Mit der Schüssel zum Mont Viso
Dienstag, 14. März 2000
Es muss ½ 7 Uhr sein, das ist mir auch ohne Wecker klar. Die Sonne blitzt am l´Hongrie, der zuverlässigen Thermikquelle nahe dem Flugplatz von Sisteron vorbei, durch das Fenster unserer Unterkunft auf dem Campingplatz des Segelflugplatzes Vaumeilh wie der Flugplatz von Sisteron-Thèze auch nach dem nächstgelegenen Ort genannt wird und verkündet den Beginn eines neuen Flugtages.

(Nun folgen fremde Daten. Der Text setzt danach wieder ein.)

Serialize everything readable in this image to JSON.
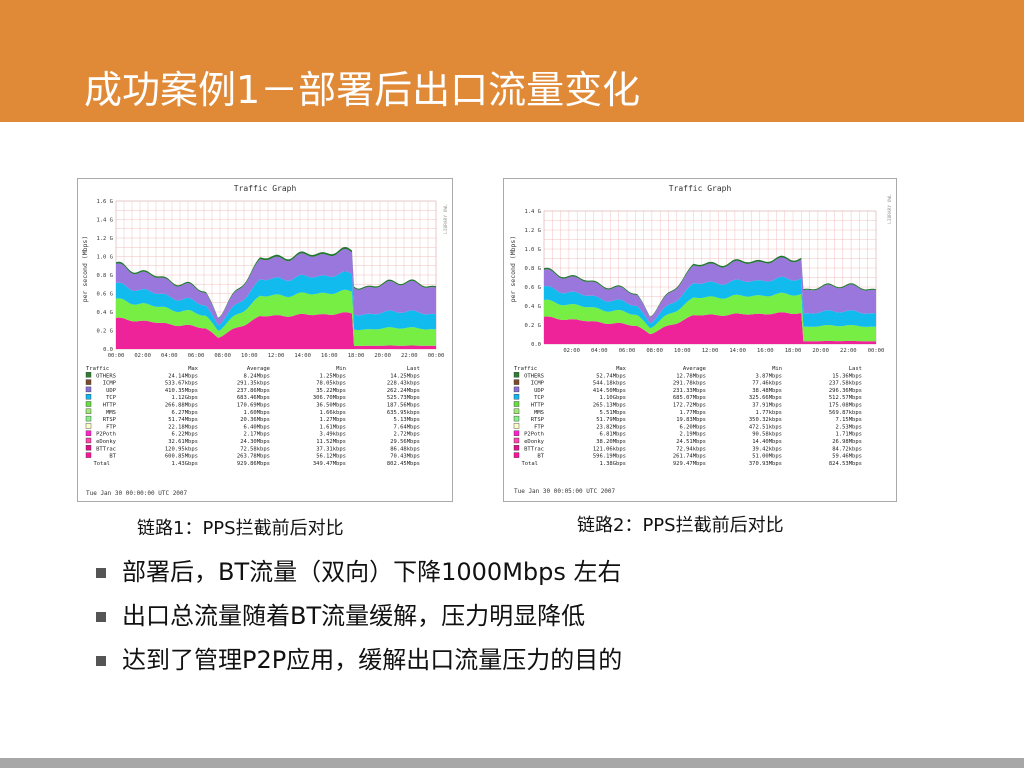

Es ist kein toller Flug zu erwarten heute. Gestern, ja gestern mit der ASW 22, meiner „Prinzessin“, das war ein Flug, da war abends beim après vol, die Begeisterung über das Erlebte überschwänglich. Heute dagegen, erwartet mich ein simpler Einweisungsflug mit Gerhard. Ein bisschen rund um den Platz fliegen, vielleicht ein kleiner Ausflug zum 30km entfernten Parcour, das ist das übliche Programm für eine erste Einweisung in Sisteron.
Briefing um ½ 11, nichts besonderes zu erwarten, Thermik im niedrigen Gelände bis 1800m, im „moyen relief“ bis 2400 und in den hohen Bergen rund um Briancon und Barcelonnette bis 2600 m mit Wetterverschlechterung für morgen. Na dann, bringen wir´s hinter uns.
Der TWIN-Astir steht ziemlich weit vorne in der etwa 80 Flugzeuge zählenden Startreihe, genauer gesagt als Nummer zwei hinter der ASW 22 mit dem Wettbewerbskennzeichen VV, die wie fast immer an der Spitze zu finden ist. Um ½ 12 Uhr verliert Herby, der Pilot der VV die Nerven und bittet um die Schleppmaschine. 5 Minuten später sind auch wir in der Luft. „Au Trainon sil vous plais" und10 Minuten später klinken wir kurz vor dem Erreichen des Trainon aus und legen den TWIN in eine steile Linkskurve. Mit 1 ½ m/s schwingen wir uns auf 1900 m über dem Meeresspiegel. Die Luft ist diesig. Der Authon, nur wenige Kilometer entfernt, ist kaum auszumachen. Im Norden scheint die Luft klarer und die Wolken höher zu sein. Also wählen wir einen etwas unüblichen Weg um aus der feuchten Luft des Durancetales in besseres Wetter zu gelangen. die Montagne de Jouere hilft uns auf 2100 m, die Tête Grosse auf 2300 m.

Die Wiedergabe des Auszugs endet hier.